As its rather alarming title indicates, it deals exclusively with fecal matter discussed from every possible point of view. The word “holy” is well chosen, because most organic growers would agree that there is a spiritual aspect to the miraculous cycle of birth and death that is at the heart of sustainable agriculture. Logsdon handles with equal ease the philosophy and the nuts and bolts of practical gardening and farming. He clearly detests modern agribusiness and is an enthusiast for small-scale farming, which is far more productive and efficient. He says: “Chicken, goat and sheep manures are at the high-end in nutritional content, cows and pigs at the low end, and horses in the middle. There’s a comfort in this for the garden farmer on small acreage; the more practical animals to keep- chickens, goats and sheep- are also the producers of the richest manure.”
His book covers every possible aspect of his subject; the practical aspects of hauling and spreading properly composted manure, the way animals should be confined to keep them clean, how pigs are naturally clean if allowed to be. He discusses “cat litter and dog dung.” There is a remarkable chapter on the scientific analysis of what exactly fecal matter consists of.
The last chapters deal with the controversial subject of human waste, giving numbers on the vast amount of potential fertilizer that is thrown away in modern society.

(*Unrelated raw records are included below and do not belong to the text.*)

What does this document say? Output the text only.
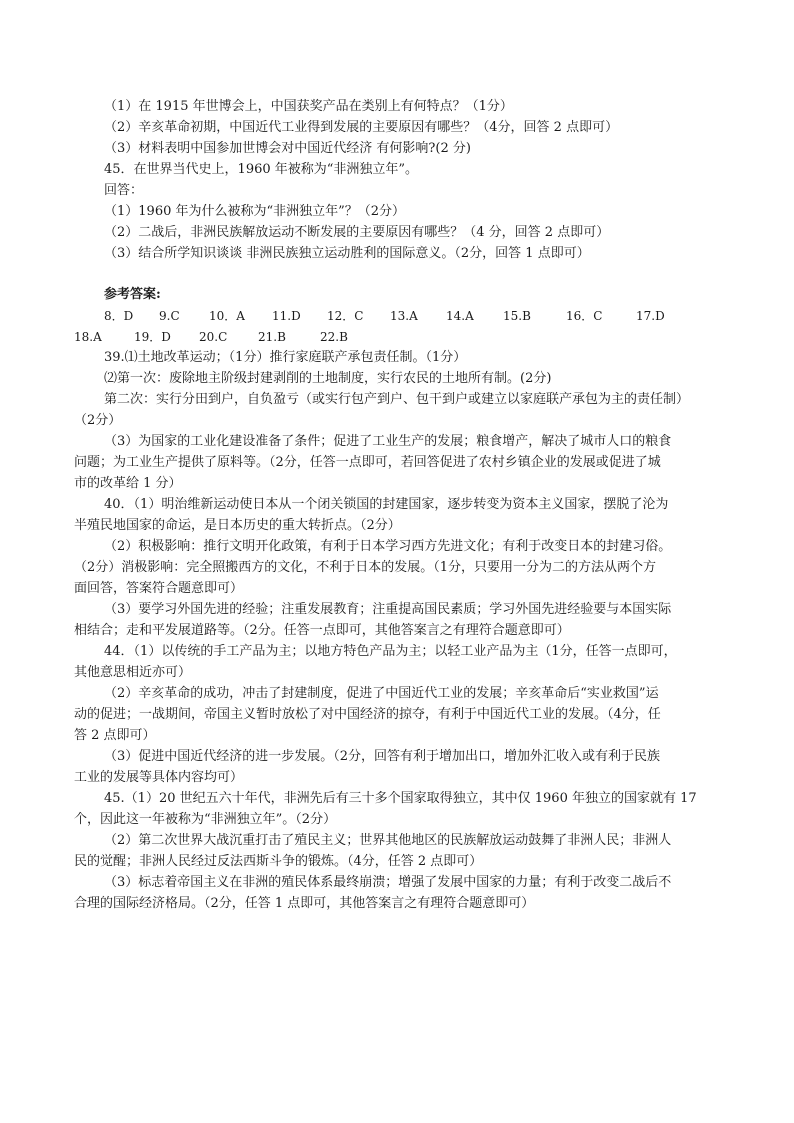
（1）在 1915 年世博会上，中国获奖产品在类别上有何特点？（1分）
（2）辛亥革命初期，中国近代工业得到发展的主要原因有哪些？（4分，回答 2 点即可）
（3）材料表明中国参加世博会对中国近代经济 有何影响?(2 分)
45．在世界当代史上，1960 年被称为“非洲独立年”。
回答：
（1）1960 年为什么被称为“非洲独立年”？（2分）
（2）二战后，非洲民族解放运动不断发展的主要原因有哪些？（4 分，回答 2 点即可）
（3）结合所学知识谈谈 非洲民族独立运动胜利的国际意义。（2分，回答 1 点即可）
参考答案:
8．D 9.C 10．A 11.D 12．C 13.A 14.A 15.B	16．C	17.D
18.A	19．D 20.C	21.B	22.B
39.⑴土地改革运动；（1分）推行家庭联产承包责任制。（1分）
⑵第一次：废除地主阶级封建剥削的土地制度，实行农民的土地所有制。(2分)
第二次：实行分田到户，自负盈亏（或实行包产到户、包干到户或建立以家庭联产承包为主的责任制）
（2分）
（3）为国家的工业化建设准备了条件；促进了工业生产的发展；粮食增产，解决了城市人口的粮食
问题；为工业生产提供了原料等。（2分，任答一点即可，若回答促进了农村乡镇企业的发展或促进了城
市的改革给 1 分）
40．（1）明治维新运动使日本从一个闭关锁国的封建国家，逐步转变为资本主义国家，摆脱了沦为
半殖民地国家的命运，是日本历史的重大转折点。（2分）
（2）积极影响：推行文明开化政策，有利于日本学习西方先进文化；有利于改变日本的封建习俗。
（2分）消极影响：完全照搬西方的文化，不利于日本的发展。（1分，只要用一分为二的方法从两个方
面回答，答案符合题意即可）
（3）要学习外国先进的经验；注重发展教育；注重提高国民素质；学习外国先进经验要与本国实际
相结合；走和平发展道路等。（2分。任答一点即可，其他答案言之有理符合题意即可）
44．（1）以传统的手工产品为主；以地方特色产品为主；以轻工业产品为主（1分，任答一点即可，
其他意思相近亦可）
（2）辛亥革命的成功，冲击了封建制度，促进了中国近代工业的发展；辛亥革命后“实业救国”运
动的促进；一战期间，帝国主义暂时放松了对中国经济的掠夺，有利于中国近代工业的发展。（4分，任
答 2 点即可）
（3）促进中国近代经济的进一步发展。（2分，回答有利于增加出口，增加外汇收入或有利于民族
工业的发展等具体内容均可）
45.（1）20 世纪五六十年代，非洲先后有三十多个国家取得独立，其中仅 1960 年独立的国家就有 17
个，因此这一年被称为“非洲独立年”。（2分）
（2）第二次世界大战沉重打击了殖民主义；世界其他地区的民族解放运动鼓舞了非洲人民；非洲人
民的觉醒；非洲人民经过反法西斯斗争的锻炼。（4分，任答 2 点即可）
（3）标志着帝国主义在非洲的殖民体系最终崩溃；增强了发展中国家的力量；有利于改变二战后不
合理的国际经济格局。（2分，任答 1 点即可，其他答案言之有理符合题意即可）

He accepts that the problem of treating the output from sewers that also accept industrial effluent is virtually insoluble, but points out that the small farmer not connected to the municipal system is in an ideal position to use his own waste, and gives lots of advice on doing this.
Behind Logsdon’s breezy style, one can detect deep worries about the future and the damage done by chemical farming. He says, “It has taken us about one hundred years to reduce soil organic matter to dangerously low levels- from about 5 percent on average, to below 2 percent- and experts say it might take at least that long to build them back up again using organic methods on a large scale.” This is deeply depressing, and as with most of the ills that beset us, we can only each of us do our best in our own small way.